The GEP project invites and collects knowledge from a diversity of voices. We recognise that opportunities to produce and contribute knowledge are unequally distributed, requiring us to be generous and proactively respond to barriers and challenges that arise from exclusionary power structures. We foreground the voices of those with greatest proximity to the issue under investigation. Our interactions with others are non-exploitative and we meaningfully recognise, reward and value people’s labour. Our representation of the lives and experiences of others will never present a complete picture, we therefore value feedback on our work.

Rigour: how do we ensure the knowledge we produce is reliable, robust and improves academic practice?

The GEP project is based on academic principles that promote ethical and robust scholarship. While building on what has come before, we have the courage to critically interrogate assumptions and propose new ways to understand and address the problem of gender inequity in the film industry. We proactively invite project team members and externals to scrutinise our work and constructively engage with their feedback.

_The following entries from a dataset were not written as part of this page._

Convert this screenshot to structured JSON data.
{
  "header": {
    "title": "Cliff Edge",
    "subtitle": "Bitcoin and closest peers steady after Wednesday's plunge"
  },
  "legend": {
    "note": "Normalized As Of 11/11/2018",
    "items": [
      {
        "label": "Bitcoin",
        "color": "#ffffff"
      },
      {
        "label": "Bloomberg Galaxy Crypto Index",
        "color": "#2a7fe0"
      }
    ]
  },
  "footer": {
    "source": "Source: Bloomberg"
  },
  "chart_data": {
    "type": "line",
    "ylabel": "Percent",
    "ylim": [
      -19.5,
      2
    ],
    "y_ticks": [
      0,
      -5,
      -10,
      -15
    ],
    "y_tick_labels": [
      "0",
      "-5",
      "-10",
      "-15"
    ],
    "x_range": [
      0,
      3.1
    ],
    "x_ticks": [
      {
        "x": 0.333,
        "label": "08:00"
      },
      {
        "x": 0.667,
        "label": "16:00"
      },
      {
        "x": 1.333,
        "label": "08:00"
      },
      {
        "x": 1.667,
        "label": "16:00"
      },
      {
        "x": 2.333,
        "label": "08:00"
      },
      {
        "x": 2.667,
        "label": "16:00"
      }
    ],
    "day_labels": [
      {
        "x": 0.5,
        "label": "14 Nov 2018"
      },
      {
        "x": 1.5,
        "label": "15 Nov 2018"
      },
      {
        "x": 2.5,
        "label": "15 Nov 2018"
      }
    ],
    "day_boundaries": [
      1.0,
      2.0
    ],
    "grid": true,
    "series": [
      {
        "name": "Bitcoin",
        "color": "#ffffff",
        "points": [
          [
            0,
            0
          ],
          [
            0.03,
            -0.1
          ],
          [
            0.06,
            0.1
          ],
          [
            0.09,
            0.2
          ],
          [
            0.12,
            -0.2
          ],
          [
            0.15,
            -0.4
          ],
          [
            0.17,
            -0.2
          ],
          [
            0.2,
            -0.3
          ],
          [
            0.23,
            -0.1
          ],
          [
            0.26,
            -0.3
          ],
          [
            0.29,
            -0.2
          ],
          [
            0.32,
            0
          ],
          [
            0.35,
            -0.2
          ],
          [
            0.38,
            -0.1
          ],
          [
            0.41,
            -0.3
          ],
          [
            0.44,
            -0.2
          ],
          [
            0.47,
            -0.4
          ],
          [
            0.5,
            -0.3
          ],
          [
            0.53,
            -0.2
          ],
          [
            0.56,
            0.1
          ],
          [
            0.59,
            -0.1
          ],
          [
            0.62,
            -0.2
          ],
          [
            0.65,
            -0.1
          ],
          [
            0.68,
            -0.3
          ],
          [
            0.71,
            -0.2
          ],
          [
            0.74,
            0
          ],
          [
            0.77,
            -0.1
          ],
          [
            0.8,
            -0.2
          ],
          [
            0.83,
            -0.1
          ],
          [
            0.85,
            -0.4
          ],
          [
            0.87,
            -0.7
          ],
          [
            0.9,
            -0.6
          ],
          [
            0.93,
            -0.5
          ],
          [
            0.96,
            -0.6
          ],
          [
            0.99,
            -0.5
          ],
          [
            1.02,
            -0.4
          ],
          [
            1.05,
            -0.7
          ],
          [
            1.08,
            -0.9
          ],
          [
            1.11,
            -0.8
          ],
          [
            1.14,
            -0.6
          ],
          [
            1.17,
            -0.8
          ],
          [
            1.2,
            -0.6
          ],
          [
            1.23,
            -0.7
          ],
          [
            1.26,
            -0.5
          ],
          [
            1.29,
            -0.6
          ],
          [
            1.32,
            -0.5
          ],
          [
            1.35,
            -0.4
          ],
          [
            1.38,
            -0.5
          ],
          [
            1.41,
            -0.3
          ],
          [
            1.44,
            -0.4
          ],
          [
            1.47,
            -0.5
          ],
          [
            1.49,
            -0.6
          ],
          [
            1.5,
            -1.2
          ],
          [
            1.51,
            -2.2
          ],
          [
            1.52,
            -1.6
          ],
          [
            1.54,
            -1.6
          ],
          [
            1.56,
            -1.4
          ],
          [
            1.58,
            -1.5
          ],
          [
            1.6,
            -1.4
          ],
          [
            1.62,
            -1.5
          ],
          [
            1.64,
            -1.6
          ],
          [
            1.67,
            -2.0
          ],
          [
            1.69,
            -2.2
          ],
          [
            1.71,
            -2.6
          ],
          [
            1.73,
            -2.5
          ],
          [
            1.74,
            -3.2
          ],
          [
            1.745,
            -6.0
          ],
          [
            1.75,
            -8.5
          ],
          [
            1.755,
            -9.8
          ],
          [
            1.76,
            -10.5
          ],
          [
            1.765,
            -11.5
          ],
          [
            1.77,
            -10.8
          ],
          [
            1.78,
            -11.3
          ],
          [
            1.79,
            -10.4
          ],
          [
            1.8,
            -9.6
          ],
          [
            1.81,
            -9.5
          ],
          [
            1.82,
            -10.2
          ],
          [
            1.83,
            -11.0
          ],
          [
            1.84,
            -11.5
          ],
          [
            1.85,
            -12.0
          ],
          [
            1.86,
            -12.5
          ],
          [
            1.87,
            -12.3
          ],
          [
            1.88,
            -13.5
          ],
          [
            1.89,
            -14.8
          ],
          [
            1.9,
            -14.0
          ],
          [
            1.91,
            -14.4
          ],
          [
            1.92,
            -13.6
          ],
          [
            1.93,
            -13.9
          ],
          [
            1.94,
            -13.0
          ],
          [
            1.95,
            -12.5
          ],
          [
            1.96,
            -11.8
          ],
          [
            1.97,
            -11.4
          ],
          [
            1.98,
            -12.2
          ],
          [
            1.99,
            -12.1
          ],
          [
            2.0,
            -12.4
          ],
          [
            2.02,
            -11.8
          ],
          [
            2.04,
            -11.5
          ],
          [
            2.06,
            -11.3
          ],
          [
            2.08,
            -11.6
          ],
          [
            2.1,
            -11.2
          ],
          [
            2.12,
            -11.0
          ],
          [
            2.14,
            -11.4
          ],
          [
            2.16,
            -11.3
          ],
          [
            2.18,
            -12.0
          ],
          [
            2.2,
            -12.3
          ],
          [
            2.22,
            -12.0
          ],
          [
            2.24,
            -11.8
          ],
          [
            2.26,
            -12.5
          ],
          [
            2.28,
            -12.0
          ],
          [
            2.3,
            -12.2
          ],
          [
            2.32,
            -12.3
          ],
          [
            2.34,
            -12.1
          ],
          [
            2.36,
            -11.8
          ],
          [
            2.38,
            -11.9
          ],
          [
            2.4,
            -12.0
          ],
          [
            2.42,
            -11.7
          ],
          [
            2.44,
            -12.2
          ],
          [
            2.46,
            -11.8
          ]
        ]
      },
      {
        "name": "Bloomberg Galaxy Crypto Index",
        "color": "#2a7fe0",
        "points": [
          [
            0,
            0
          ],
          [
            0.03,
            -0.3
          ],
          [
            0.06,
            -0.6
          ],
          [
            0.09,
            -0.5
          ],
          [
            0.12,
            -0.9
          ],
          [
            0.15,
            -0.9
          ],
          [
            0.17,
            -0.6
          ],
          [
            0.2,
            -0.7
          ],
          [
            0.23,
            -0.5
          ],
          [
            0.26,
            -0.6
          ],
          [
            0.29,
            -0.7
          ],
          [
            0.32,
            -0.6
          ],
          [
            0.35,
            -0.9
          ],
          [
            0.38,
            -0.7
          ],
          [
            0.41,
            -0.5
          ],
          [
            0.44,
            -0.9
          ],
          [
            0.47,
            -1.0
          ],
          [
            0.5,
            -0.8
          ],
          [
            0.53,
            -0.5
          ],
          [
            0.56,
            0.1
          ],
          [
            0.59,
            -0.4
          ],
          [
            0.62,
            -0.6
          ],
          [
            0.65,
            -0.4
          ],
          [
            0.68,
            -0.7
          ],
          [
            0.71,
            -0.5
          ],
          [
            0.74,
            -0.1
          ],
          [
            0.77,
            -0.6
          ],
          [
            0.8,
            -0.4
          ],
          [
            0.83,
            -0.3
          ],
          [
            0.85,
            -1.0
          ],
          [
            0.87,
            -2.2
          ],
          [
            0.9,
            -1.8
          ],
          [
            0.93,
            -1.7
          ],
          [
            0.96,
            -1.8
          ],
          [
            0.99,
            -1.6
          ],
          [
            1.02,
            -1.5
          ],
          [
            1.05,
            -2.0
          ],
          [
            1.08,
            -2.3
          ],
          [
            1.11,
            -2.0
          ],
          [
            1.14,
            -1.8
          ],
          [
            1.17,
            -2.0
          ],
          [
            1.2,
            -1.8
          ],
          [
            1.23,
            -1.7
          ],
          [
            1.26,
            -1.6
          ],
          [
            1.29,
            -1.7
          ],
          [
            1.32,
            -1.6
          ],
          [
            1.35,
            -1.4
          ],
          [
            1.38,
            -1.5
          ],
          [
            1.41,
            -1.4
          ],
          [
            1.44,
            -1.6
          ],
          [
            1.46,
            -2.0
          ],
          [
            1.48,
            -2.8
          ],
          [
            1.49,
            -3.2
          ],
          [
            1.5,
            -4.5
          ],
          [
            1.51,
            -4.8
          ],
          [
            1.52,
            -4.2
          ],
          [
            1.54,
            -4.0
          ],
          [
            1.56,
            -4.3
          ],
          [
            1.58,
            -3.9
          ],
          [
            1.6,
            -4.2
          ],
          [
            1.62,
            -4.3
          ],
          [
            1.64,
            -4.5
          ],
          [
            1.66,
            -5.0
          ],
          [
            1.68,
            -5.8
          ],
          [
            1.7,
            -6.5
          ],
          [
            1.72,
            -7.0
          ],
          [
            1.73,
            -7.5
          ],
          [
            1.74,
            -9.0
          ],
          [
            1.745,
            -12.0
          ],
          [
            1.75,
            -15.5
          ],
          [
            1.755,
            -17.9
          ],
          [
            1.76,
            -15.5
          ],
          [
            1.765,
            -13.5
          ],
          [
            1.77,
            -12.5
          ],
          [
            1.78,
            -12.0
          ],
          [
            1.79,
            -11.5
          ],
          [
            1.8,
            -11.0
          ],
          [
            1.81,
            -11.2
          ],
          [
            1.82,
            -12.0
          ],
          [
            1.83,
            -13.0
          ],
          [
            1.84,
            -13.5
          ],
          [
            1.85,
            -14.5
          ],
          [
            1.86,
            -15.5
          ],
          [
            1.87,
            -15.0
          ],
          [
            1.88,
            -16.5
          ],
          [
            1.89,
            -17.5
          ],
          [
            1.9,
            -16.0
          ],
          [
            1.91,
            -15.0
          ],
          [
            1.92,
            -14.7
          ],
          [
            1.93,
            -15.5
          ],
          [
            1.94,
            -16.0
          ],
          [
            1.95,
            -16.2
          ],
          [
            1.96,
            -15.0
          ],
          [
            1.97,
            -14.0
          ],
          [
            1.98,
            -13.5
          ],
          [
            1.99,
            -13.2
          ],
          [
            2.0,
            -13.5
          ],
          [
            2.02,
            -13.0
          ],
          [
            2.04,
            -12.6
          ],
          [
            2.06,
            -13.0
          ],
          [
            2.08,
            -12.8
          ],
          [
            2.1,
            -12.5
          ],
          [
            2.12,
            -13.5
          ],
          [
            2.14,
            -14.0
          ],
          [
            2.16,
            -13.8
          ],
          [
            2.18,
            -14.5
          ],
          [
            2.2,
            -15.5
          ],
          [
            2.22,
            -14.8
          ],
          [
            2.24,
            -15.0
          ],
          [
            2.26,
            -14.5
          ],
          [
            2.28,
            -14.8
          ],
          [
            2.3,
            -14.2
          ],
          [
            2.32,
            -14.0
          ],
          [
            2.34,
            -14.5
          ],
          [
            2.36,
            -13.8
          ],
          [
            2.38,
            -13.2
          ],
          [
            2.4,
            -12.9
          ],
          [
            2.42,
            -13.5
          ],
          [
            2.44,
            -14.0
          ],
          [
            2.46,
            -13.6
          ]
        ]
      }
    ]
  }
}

We recognise our responsibility to produce work that empowers the next generation to do better.

Team relations: how do we engage with other team members on the project?

As academics and professionals, we oppose confrontational working cultures. Relations between project team members are built on a foundation of fairness and respect. We foster a culture where team members enjoy working with each other, feel able to make themselves vulnerable and – in turn – feel uplifted by the team and receive reciprocal moral support. When issues are voiced, they are expressed constructively with an eye to productive solutions.

The GEP project team will review our values statement every six months. This review will enable us to reflect upon what we are doing, assess whether our values align with our actions and agree on any changes to our values.